As Waukegan Ald. Keith Turner, 6th Ward, remained silent at Monday’s City Council meeting about his recent social media post in which he included the picture of a woman’s arm recently found along the city’s beach, Ald. Lynn Florian, 8th Ward, had plenty to say.
Talking about the arm believed to be that of a Milwaukee college student — Sade Robinson — who was murdered and dismembered there on April 1, Florian said elected officials like Turner and her other colleagues must, “hold ourselves to a higher standard of conduct.”
“I want to distance myself from what happened,” she said at the meeting. “I had nothing to do with that, and I want nothing to do with what was done. I am truly sorry anyone in our community added to (the victim’s family’s) grief.”
Florian successfully collected signatures of two other council members Monday in Waukegan to place a proposal to censure Turner’s behavior on the agenda of the next City Council meeting.
With three needed signatures including her own, Florian said after the meeting she gave the necessary paperwork to Stewart Weiss, an attorney with corporation counsel Elrod Friedman, to place a measure to censure Turner on the agenda for the council’s June 3 meeting at 7 p.m. at City Hall.
“This was an absolute lack of decency,” Florian said after the meeting, referring to Turner’s social media post. “Our only response is a censure. The family deserves some kind of response. What they must be feeling is incomprehensible grief.”

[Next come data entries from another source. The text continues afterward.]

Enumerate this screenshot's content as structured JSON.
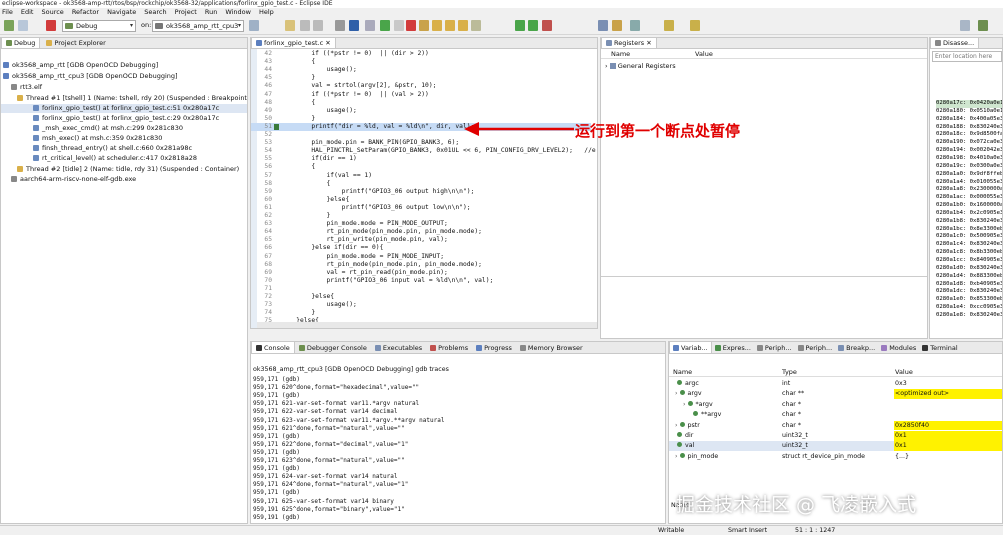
{
  "window": {
    "title": "eclipse-workspace - ok3568-amp-rtt/rtos/bsp/rockchip/ok3568-32/applications/forlinx_gpio_test.c - Eclipse IDE"
  },
  "menu": [
    "File",
    "Edit",
    "Source",
    "Refactor",
    "Navigate",
    "Search",
    "Project",
    "Run",
    "Window",
    "Help"
  ],
  "toolbar": {
    "mode": "Debug",
    "target": "ok3568_amp_rtt_cpu3"
  },
  "debug": {
    "tabs": [
      "Debug",
      "Project Explorer"
    ],
    "tree": [
      "ok3568_amp_rtt [GDB OpenOCD Debugging]",
      "ok3568_amp_rtt_cpu3 [GDB OpenOCD Debugging]",
      "rtt3.elf",
      "Thread #1 [tshell] 1 (Name: tshell, rdy 20) (Suspended : Breakpoint)",
      "forlinx_gpio_test() at forlinx_gpio_test.c:51 0x280a17c",
      "forlinx_gpio_test() at forlinx_gpio_test.c:29 0x280a17c",
      "_msh_exec_cmd() at msh.c:299 0x281c830",
      "msh_exec() at msh.c:359 0x281c830",
      "finsh_thread_entry() at shell.c:660 0x281a98c",
      "rt_critical_level() at scheduler.c:417 0x2818a28",
      "Thread #2 [tidle] 2 (Name: tidle, rdy 31) (Suspended : Container)",
      "aarch64-arm-riscv-none-elf-gdb.exe"
    ]
  },
  "editor": {
    "tab": "forlinx_gpio_test.c",
    "lines": [
      {
        "n": "42",
        "t": "        if ((*pstr != 0)  || (dir > 2))"
      },
      {
        "n": "43",
        "t": "        {"
      },
      {
        "n": "44",
        "t": "            usage();"
      },
      {
        "n": "45",
        "t": "        }"
      },
      {
        "n": "46",
        "t": "        val = strtol(argv[2], &pstr, 10);"
      },
      {
        "n": "47",
        "t": "        if ((*pstr != 0)  || (val > 2))"
      },
      {
        "n": "48",
        "t": "        {"
      },
      {
        "n": "49",
        "t": "            usage();"
      },
      {
        "n": "50",
        "t": "        }"
      },
      {
        "n": "51",
        "t": "        printf(\"dir = %ld, val = %ld\\n\", dir, val);"
      },
      {
        "n": "52",
        "t": ""
      },
      {
        "n": "53",
        "t": "        pin_mode.pin = BANK_PIN(GPIO_BANK3, 6);"
      },
      {
        "n": "54",
        "t": "        HAL_PINCTRL_SetParam(GPIO_BANK3, 0x01UL << 6, PIN_CONFIG_DRV_LEVEL2);   //e"
      },
      {
        "n": "55",
        "t": "        if(dir == 1)"
      },
      {
        "n": "56",
        "t": "        {"
      },
      {
        "n": "57",
        "t": "            if(val == 1)"
      },
      {
        "n": "58",
        "t": "            {"
      },
      {
        "n": "59",
        "t": "                printf(\"GPIO3_06 output high\\n\\n\");"
      },
      {
        "n": "60",
        "t": "            }else{"
      },
      {
        "n": "61",
        "t": "                printf(\"GPIO3_06 output low\\n\\n\");"
      },
      {
        "n": "62",
        "t": "            }"
      },
      {
        "n": "63",
        "t": "            pin_mode.mode = PIN_MODE_OUTPUT;"
      },
      {
        "n": "64",
        "t": "            rt_pin_mode(pin_mode.pin, pin_mode.mode);"
      },
      {
        "n": "65",
        "t": "            rt_pin_write(pin_mode.pin, val);"
      },
      {
        "n": "66",
        "t": "        }else if(dir == 0){"
      },
      {
        "n": "67",
        "t": "            pin_mode.mode = PIN_MODE_INPUT;"
      },
      {
        "n": "68",
        "t": "            rt_pin_mode(pin_mode.pin, pin_mode.mode);"
      },
      {
        "n": "69",
        "t": "            val = rt_pin_read(pin_mode.pin);"
      },
      {
        "n": "70",
        "t": "            printf(\"GPIO3_06 input val = %ld\\n\\n\", val);"
      },
      {
        "n": "71",
        "t": ""
      },
      {
        "n": "72",
        "t": "        }else{"
      },
      {
        "n": "73",
        "t": "            usage();"
      },
      {
        "n": "74",
        "t": "        }"
      },
      {
        "n": "75",
        "t": "    }else{"
      },
      {
        "n": "76",
        "t": "        usage();"
      }
    ]
  },
  "annotation": "运行到第一个断点处暂停",
  "registers": {
    "tab": "Registers",
    "col_name": "Name",
    "col_value": "Value",
    "group": "General Registers"
  },
  "disassembly": {
    "tab": "Disasse...",
    "placeholder": "Enter location here",
    "lines": [
      "0280a17c: 0x0420a0e1",
      "0280a180: 0x0510a0e1",
      "0280a184: 0x400a05e3",
      "0280a188: 0x830240e3",
      "0280a18c: 0x9d8500fa",
      "0280a190: 0x072ca0e3",
      "0280a194: 0x002042e3",
      "0280a198: 0x4010a0e3",
      "0280a19c: 0x0300a0e3",
      "0280a1a0: 0x9df8ffeb",
      "0280a1a4: 0x010055e3",
      "0280a1a8: 0x2300000a",
      "0280a1ac: 0x000055e3",
      "0280a1b0: 0x1600000a",
      "0280a1b4: 0x2c0905e3",
      "0280a1b8: 0x830240e3",
      "0280a1bc: 0x8e3300eb",
      "0280a1c0: 0x500905e3",
      "0280a1c4: 0x830240e3",
      "0280a1c8: 0x8b3300eb",
      "0280a1cc: 0x840905e3",
      "0280a1d0: 0x830240e3",
      "0280a1d4: 0x883300eb",
      "0280a1d8: 0xb40905e3",
      "0280a1dc: 0x830240e3",
      "0280a1e0: 0x853300eb",
      "0280a1e4: 0xcc0905e3",
      "0280a1e8: 0x830240e3"
    ]
  },
  "console": {
    "tabs": [
      "Console",
      "Debugger Console",
      "Executables",
      "Problems",
      "Progress",
      "Memory Browser"
    ],
    "header": "ok3568_amp_rtt_cpu3 [GDB OpenOCD Debugging] gdb traces",
    "lines": [
      "959,171 (gdb)",
      "959,171 620^done,format=\"hexadecimal\",value=\"\"",
      "959,171 (gdb)",
      "959,171 621-var-set-format var11.*argv natural",
      "959,171 622-var-set-format var14 decimal",
      "959,171 623-var-set-format var11.*argv.**argv natural",
      "959,171 621^done,format=\"natural\",value=\"\"",
      "959,171 (gdb)",
      "959,171 622^done,format=\"decimal\",value=\"1\"",
      "959,171 (gdb)",
      "959,171 623^done,format=\"natural\",value=\"\"",
      "959,171 (gdb)",
      "959,171 624-var-set-format var14 natural",
      "959,171 624^done,format=\"natural\",value=\"1\"",
      "959,171 (gdb)",
      "959,171 625-var-set-format var14 binary",
      "959,191 625^done,format=\"binary\",value=\"1\"",
      "959,191 (gdb)"
    ]
  },
  "variables": {
    "tabs": [
      "Variab...",
      "Expres...",
      "Periph...",
      "Periph...",
      "Breakp...",
      "Modules",
      "Terminal"
    ],
    "columns": [
      "Name",
      "Type",
      "Value"
    ],
    "rows": [
      {
        "name": "argc",
        "type": "int",
        "value": "0x3",
        "hl": false
      },
      {
        "name": "argv",
        "type": "char **",
        "value": "<optimized out>",
        "hl": true
      },
      {
        "name": "*argv",
        "type": "char *",
        "value": "",
        "hl": true
      },
      {
        "name": "**argv",
        "type": "char *",
        "value": "",
        "hl": true
      },
      {
        "name": "pstr",
        "type": "char *",
        "value": "0x2850f40",
        "hl": true
      },
      {
        "name": "dir",
        "type": "uint32_t",
        "value": "0x1",
        "hl": true
      },
      {
        "name": "val",
        "type": "uint32_t",
        "value": "0x1",
        "hl": true
      },
      {
        "name": "pin_mode",
        "type": "struct rt_device_pin_mode",
        "value": "{...}",
        "hl": false
      }
    ],
    "name_label": "Name"
  },
  "statusbar": {
    "mode": "Writable",
    "insert": "Smart Insert",
    "pos": "51 : 1 : 1247"
  },
  "watermark": "掘金技术社区 @ 飞凌嵌入式"
}
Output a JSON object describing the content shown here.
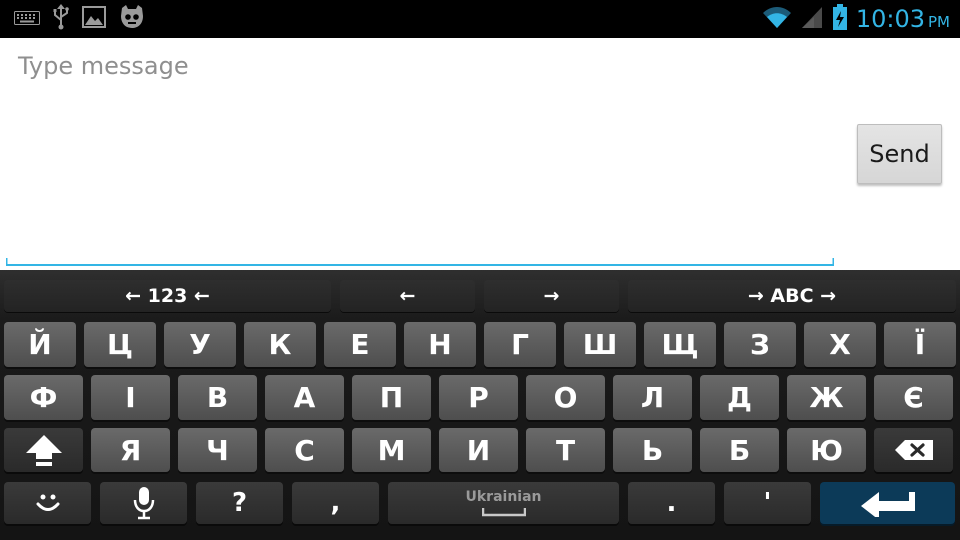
{
  "statusbar": {
    "left_icons": [
      "keyboard-icon",
      "usb-icon",
      "image-icon",
      "cyanogenmod-icon"
    ],
    "right_icons": [
      "wifi-icon",
      "signal-icon",
      "battery-charging-icon"
    ],
    "clock": {
      "time": "10:03",
      "ampm": "PM"
    },
    "accent_color": "#33b5e5"
  },
  "compose": {
    "placeholder": "Type message",
    "value": "",
    "send_label": "Send"
  },
  "keyboard": {
    "nav_row": [
      "← 123 ←",
      "←",
      "→",
      "→ ABC →"
    ],
    "row1": [
      "Й",
      "Ц",
      "У",
      "К",
      "Е",
      "Н",
      "Г",
      "Ш",
      "Щ",
      "З",
      "Х",
      "Ї"
    ],
    "row2": [
      "Ф",
      "І",
      "В",
      "А",
      "П",
      "Р",
      "О",
      "Л",
      "Д",
      "Ж",
      "Є"
    ],
    "row3": [
      "Я",
      "Ч",
      "С",
      "М",
      "И",
      "Т",
      "Ь",
      "Б",
      "Ю"
    ],
    "row4": {
      "question": "?",
      "comma": ",",
      "space_label": "Ukrainian",
      "period": ".",
      "apostrophe": "'"
    },
    "enter_color": "#0c3a58"
  }
}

Along with the three council members signing the paperwork to place the action on the agenda, Florian said she believes there are at least five council members who will vote for it which would represent a majority of the nine-member panel.
Sheena Scarbrough, Robinson’s mother told the Milwaukee Journal-Sentinel she wanted to see Turner reprimanded for his actions. She criticized the public release of the photo in interviews over the weekend in Milwaukee media.
Waukegan Mayor Ann Taylor said after the meeting the city is very limited in what it can do to discipline elected officials.
“This was so wrong,” Taylor said. “It’s disgusting. How he could do this to the family is beyond me. It is beyond comprehensible. It’s an abuse of social media. We’re trying to teach our kids proper use of social media, and this is what a grown man does?”
While Florian was the only council member to talk about Turner’s social media post, Jim Domiano, a downtown Waukegan merchant, said during the public comment portion of the council meeting the fact anyone, let alone an elected official, could make the post was hard to believe.
“This was someone’s child,” Domiano said. “How could you do something like this? How could you? What is wrong with you people?”
After the right arm was found by someone walking on the beach on May 11, authorities said it likely belonged to Robinson. She was 19 and a student in Milwaukee. Other parts of her body were found earlier along the lake in Milwaukee.
Robinson met her killer on a dinner date the night she was killed, authorities said. That man has been charged in the killing. Taylor said local police believed the arm could have been Robinson’s and reached out to Milwaukee official.
The Lake County Coroner’s Office is conducting DNA tests to confirm the arm was Robinson’s.
Turner posted the pictures and criticized Waukegan officials for not initially reporting the incident. The post did not say where he obtained the picture. Representatives of the city, police and the coroner’s office all said they did not provide the photo to him.
Attempts to reach Turner were unsuccessful. He is running for mayor of Waukegan in the 2025 election against Taylor and former Mayor Sam Cunningham.
Clifford Ward contributed to this story.